His intent was not to be radio, but have a show where people feel comfortable talking about stuff in the Black Community that is not often explored. He started when the killing of Black people by the police was at a height, and wanted to provide a positive voice to the black community that could combat the horrible videos being circulated. 
He doesn’t do this for fame because he sees that there are up and down moments during the process. He just enjoys the process of creating more than anything. More importantly, he wants to encourage black people to do more alternative media. He likes video, he likes audio, and he like photography. This project allows him to try both and build that skillset. He records the podcast, mixes and masters it, sometimes records the video of the podcast, and takes photos of the guests. This is a labor of love for him. 
Outside of podcasting, Justice works at Portland  Opportunities Industrialization Center as a Program Manager.
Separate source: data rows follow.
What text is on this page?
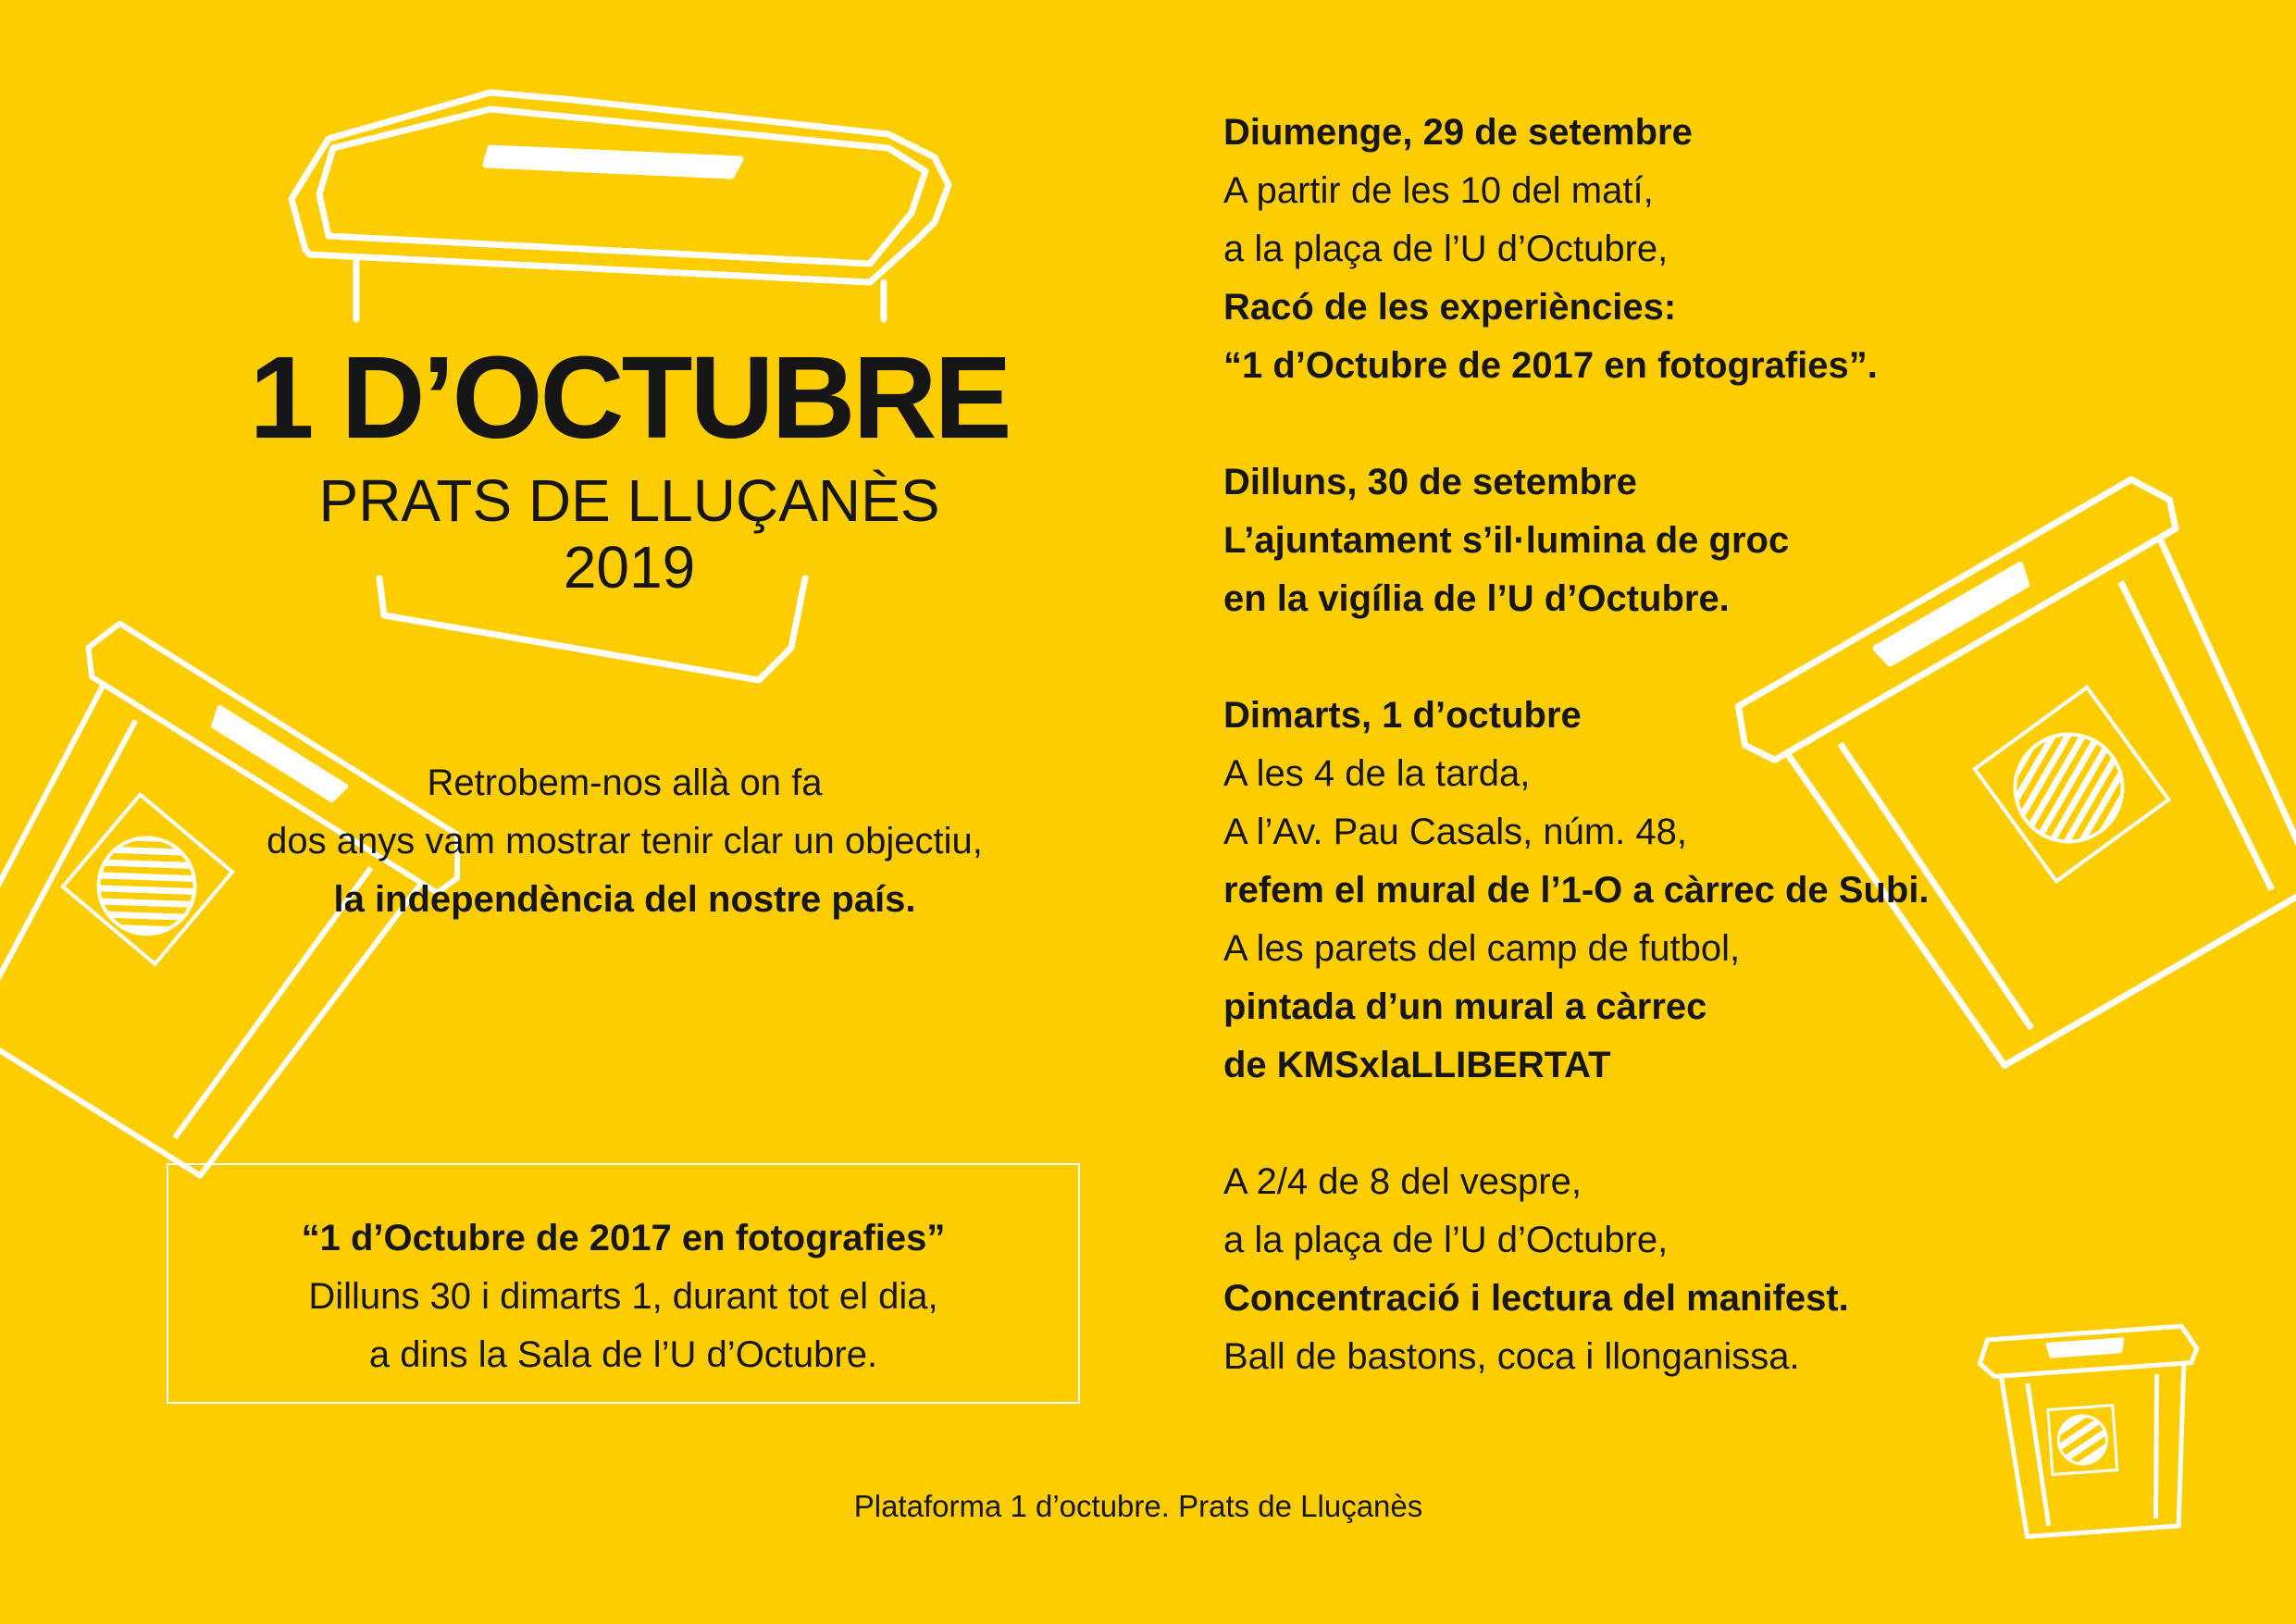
1 D’OCTUBRE
PRATS DE LLUÇANÈS
2019
Retrobem-nos allà on fa
dos anys vam mostrar tenir clar un objectiu,
la independència del nostre país.
“1 d’Octubre de 2017 en fotografies”
Dilluns 30 i dimarts 1, durant tot el dia,
a dins la Sala de l’U d’Octubre.
Diumenge, 29 de setembre
A partir de les 10 del matí,
a la plaça de l’U d’Octubre,
Racó de les experiències:
“1 d’Octubre de 2017 en fotografies”.
Dilluns, 30 de setembre
L’ajuntament s’il·lumina de groc
en la vigília de l’U d’Octubre.
Dimarts, 1 d’octubre
A les 4 de la tarda,
A l’Av. Pau Casals, núm. 48,
refem el mural de l’1-O a càrrec de Subi.
A les parets del camp de futbol,
pintada d’un mural a càrrec
de KMSxlaLLIBERTAT
A 2/4 de 8 del vespre,
a la plaça de l’U d’Octubre,
Concentració i lectura del manifest.
Ball de bastons, coca i llonganissa.
Plataforma 1 d’octubre. Prats de Lluçanès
POIC reconnects alienated at-risk youth affected by poverty, family instability, and homelessness with high school education through Rosemary Anderson High School (RAHS), and with career training through POIC Work Opportunity Training programs (WOT). Prior to that he worked in crisis intervention and direct to family care services. He also does some Black Male Achievement initiative work to encourage positive outcomes in Black men. He is originally from Pittsburg, but came to Oregon after a combination of opportunities came about that he decided to pursue. Much like many Black transplants, Portland has become a Hub for opportunities that would be difficult for Black people in other areas to find in their respective industries.